The Episcopal Church Welcomes You

GAIA Update



Date Posted: 7/1/2003

Some GAIA trustees and a few friends traveled with me to Malawi in June. Our purposes were to participate in a GAIA funded training conference for Malawi clergy on stigma reduction and support of women, to visit resourceful village projects, and to meet with the staff of the women's empowerment project being supported by the Gates Foundation. Here are just a few gleanings from the trip:

Working with clergy At the training conference one young man tells his discussion group that his wife died 2 years earlier -- he witnessed her "terrible death." He was tested for HIV and learned of his positive status. His CD4 count is presently 84, indicating that his immune system is severely compromised. The children are 2 and 10 years old and he is frightened about land-grabbing. (In Malawi there are no effective restraints against the seizure of one's land after a death.) A person of few words, he softly asks, "What will happen to my children?" "Who will they become?"

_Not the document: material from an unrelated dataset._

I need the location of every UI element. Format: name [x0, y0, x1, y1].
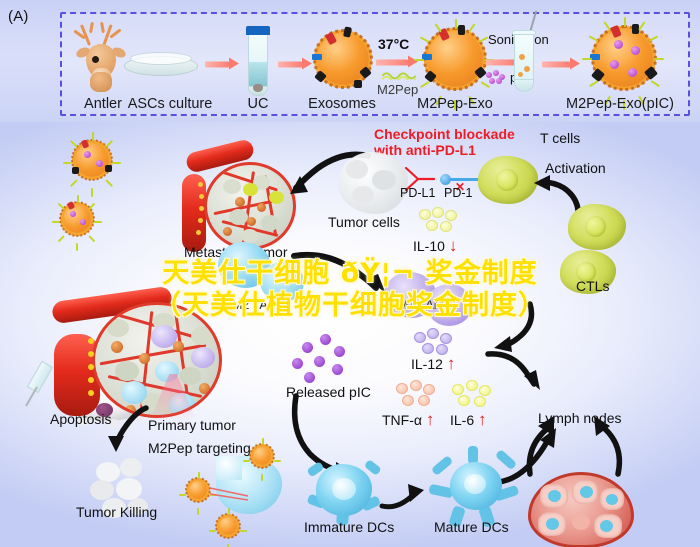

Another time, in a plenary session, a silence falls over the room when one of the clergy asks, "How do you answer the question, 'Where is God when I am infected?'" His colleagues try to respond: "We ask God to assist us. We ask others in this group to assist us. We need to assist each other in such things."

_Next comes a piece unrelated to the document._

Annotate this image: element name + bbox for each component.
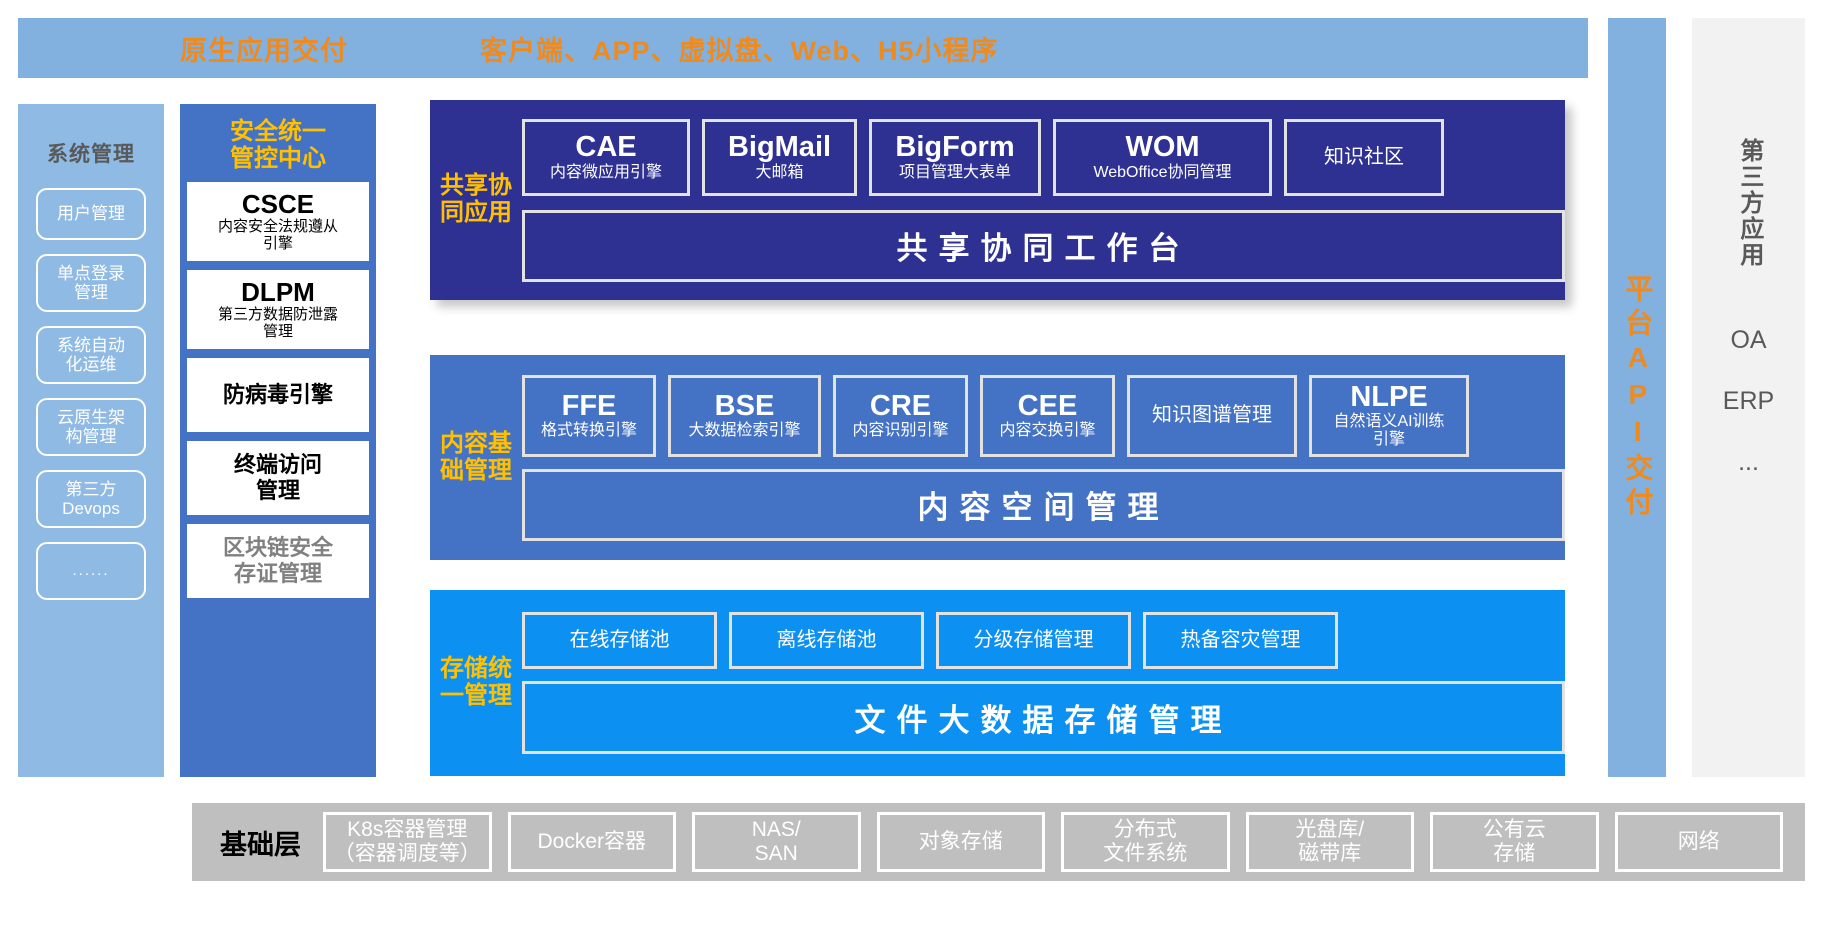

At the end the conferees organize themselves by geographical region for mutual support, mutual action plan implementation, and for effective accountability. I feel we achieved results we hadn't dared to hope for.

In the field Our entourage visits a rural hospital about 60 km from Lilongwe and comes upon a 35-year old woman with spontaneous uterine bleeding. Her baby had been delivered dead the day before. The woman is still in the delivery room, her hemoglobin count below 16. No husband is in sight, there are 4 living children, and she is close to death. Does anyone have the woman's blood type? One of our party does. The blood is donated.

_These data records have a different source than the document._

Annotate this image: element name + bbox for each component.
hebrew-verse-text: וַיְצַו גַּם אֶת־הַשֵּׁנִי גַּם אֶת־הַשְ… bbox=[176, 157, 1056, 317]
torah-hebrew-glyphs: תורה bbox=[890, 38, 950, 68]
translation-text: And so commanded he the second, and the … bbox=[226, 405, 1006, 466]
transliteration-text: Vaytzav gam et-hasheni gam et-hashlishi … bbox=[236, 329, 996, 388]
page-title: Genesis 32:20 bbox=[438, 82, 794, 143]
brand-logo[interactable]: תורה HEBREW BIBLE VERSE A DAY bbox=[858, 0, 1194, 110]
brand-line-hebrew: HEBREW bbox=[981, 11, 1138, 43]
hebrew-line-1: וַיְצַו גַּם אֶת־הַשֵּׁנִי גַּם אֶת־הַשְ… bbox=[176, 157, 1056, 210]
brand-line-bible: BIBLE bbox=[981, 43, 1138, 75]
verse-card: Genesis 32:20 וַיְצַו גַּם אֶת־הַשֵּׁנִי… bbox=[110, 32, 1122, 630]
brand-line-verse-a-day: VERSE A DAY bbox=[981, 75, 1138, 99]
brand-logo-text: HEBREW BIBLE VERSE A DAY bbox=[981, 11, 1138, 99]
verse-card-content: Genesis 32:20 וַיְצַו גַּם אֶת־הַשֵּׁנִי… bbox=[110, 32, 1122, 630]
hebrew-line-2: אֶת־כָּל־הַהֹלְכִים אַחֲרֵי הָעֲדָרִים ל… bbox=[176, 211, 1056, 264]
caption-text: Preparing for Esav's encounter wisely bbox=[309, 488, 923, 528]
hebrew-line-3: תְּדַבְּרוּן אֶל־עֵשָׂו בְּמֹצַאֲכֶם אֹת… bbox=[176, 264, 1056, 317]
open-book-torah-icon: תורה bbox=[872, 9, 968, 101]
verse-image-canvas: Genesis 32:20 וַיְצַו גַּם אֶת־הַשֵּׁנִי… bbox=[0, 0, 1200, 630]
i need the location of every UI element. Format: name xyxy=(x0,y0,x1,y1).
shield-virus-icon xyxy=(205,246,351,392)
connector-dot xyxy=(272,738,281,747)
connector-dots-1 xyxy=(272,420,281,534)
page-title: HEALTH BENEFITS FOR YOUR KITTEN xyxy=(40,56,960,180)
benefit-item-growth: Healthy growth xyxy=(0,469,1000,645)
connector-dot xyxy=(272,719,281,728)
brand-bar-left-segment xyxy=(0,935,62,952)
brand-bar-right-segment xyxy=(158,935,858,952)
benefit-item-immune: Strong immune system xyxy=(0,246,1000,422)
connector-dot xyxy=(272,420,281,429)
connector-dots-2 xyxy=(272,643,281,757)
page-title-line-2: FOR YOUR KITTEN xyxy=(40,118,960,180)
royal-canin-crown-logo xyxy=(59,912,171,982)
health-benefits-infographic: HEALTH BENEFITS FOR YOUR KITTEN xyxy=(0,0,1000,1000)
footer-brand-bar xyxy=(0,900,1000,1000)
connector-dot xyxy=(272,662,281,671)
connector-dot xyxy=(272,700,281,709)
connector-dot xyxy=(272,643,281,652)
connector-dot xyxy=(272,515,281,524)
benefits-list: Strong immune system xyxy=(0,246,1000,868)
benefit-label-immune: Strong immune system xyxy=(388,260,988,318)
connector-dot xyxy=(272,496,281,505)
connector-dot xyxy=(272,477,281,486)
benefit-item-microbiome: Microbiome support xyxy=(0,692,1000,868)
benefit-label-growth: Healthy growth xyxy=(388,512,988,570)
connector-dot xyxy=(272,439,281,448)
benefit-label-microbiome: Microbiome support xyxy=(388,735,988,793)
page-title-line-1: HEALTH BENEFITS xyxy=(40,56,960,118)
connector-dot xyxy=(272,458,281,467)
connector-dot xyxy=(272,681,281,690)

Another day we visit an orphan care program begun by a young man in a very impoverished area. He had been motivated to develop his program when he witnessed a young mother who died in childbirth, and then the death of her baby, who died because there was no food in the village for it. Mother and infant were buried in the same grave. This man's own mother had been an orphan. They began with 200 orphans, and now they serve about 2000, providing the kids with old clothes, food, and tutoring. There are 10 paid staff and 50 volunteers in this well-run program.

At another orphan care program we see 800 children receiving their one balanced meal per week. Our chief staff in Malawi - a Malawi man -- remarks, "People with HIV/AIDS suffer over a long time and exhaust their resources, then die, leaving their children with nothing. This is the worst part."

Finally, but by no means least We meet with the 5 women leading our women's empowerment project in more than 25 villages in southern Malawi. They are smart, dedicated, competent. The most urgent help we can give them - but we have to find the funding -- is motorbikes, enabling them to serve the 5 to 8 scattered villages for which each is responsible. Here they will reach orphans, youth, women highly susceptible to HIV infection, and organize around a number of HIV prevention, care, income-generating, and nutrition and food security strategies.

I return to the U.S. stunned yet again by the need, the opportunities, and the brave and resourceful people of this deeply impoverished and gentle, hospitable country.